От кружка к кружку ходит человек, продает свою книжку. Анатолий Русский, 'Писал Есенин искренно... Стихи 1965 —1995', бумага газетная, формат карманный, тридцать две страницы. На обложке, она же титульный лист, значится: 'Издание осуществлено за счет скудных средств автора'. Книжку покупают, листают, просят автора почитать.
— Писал Есенин искренно / И искренно любил. / Повесившись — невыспренно / Висел среди гардин...
— Вот это у вас хорошо — вот что висел невыспренно, он ведь скромный был, не то что эти.
— Я читал, в Америке исследование провели про разные страны. Есенина почти больше всех любят и читают. Таких поэтов в мире всего около четырех.
— Он этой Америке показал, когда туда ездил с этой сукой.
— Ладно, все-таки жена, а не чтобы. Надо уважать. Про твою бы так.
— А ты что мне тыкаешь?
— Ну всё-всё-всё, кончили, мы зачем здесь собрались, по какому поводу?
Анатолий Русский хочет почитать еще. Неожиданно, ко всеобщему неудовольствию, декламирует не про Есенина, а публицистическое.

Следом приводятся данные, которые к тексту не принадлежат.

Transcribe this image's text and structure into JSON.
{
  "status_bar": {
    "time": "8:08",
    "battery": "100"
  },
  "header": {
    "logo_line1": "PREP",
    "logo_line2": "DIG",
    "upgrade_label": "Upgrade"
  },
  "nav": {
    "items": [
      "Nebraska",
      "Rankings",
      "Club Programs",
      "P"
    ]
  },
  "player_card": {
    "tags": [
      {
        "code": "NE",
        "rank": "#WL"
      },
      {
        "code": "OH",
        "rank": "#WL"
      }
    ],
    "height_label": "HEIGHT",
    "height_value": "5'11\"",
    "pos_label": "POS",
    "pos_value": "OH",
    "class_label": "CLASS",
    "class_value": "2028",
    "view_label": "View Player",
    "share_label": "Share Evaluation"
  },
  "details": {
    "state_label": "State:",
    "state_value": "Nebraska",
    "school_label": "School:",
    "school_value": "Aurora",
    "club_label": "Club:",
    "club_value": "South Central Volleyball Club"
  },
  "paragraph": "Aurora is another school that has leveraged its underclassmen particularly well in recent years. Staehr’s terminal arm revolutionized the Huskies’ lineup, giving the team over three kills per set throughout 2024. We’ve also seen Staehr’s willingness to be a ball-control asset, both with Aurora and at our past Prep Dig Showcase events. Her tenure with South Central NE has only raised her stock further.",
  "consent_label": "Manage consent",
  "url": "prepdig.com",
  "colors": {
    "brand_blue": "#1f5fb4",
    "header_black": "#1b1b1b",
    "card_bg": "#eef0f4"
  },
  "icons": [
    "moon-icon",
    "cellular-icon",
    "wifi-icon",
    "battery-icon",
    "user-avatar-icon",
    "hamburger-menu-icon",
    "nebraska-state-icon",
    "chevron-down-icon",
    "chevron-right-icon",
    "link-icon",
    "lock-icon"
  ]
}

— Мы — ни во что теперь не верим! / К Кремлю не ходим на поклон. / Кто нам ответит за потери, / За бесхозяйственный урон?!
— Что вы, в самом деле, как по телевизору. Идите туда и там говорите. А мы тут к великому поэту пришли.
— А я думаю, правильно он говорит, про бесхозяйственность правильно. Есенин — поэт деревни. Засрали страну, я вчера два часа домой добирался, а дочка вообще утром пришла, гуляет и гуляет, шестнадцать лет, отец ей уже не указ. Это как?
Стихотворец спасает положение эффектной концовкой:
— Когда-то верили мы в Бога, / Ходили на поклон к Царю! / Наш хлеб едала вся Европа / И осет ровую икру.
— Сейчас уже химия одна. Жена принесла курицу, так у всех сыпь, прямо прыщи такие, и у соседей.
—А мне брат из Астрахани привозит, чистенькую, сам рыбку ловит, сам икорку солит.
— Сергей Александрович это дело любил, под икорочку.
— Это вы о чем?
— Известно о чем.
— Нет, это вы о чем?
— Что вы пристали? Выпить любил, по-нашему сказать, пьяница был, вот что.
Высокий пожилой мужчина смутно начинает тревожиться, но пока держится уверенно под напором худой женщины с ромашками.
— Это кто пьяница?
— Есенин, кто. Всем известно.
— А мне вот, позволю вам заметить, не известно. Я, между прочим, сплетен не собираю, а читаю стихи. А вы вот стихов Есенина не знаете.
— Знаю.
— Нет, не знаете. Вы 'Письмо матери' не читали.
Мужчина драматически хохочет, озираясь вокруг, но никто не подхватывает, взгляды не приязненные.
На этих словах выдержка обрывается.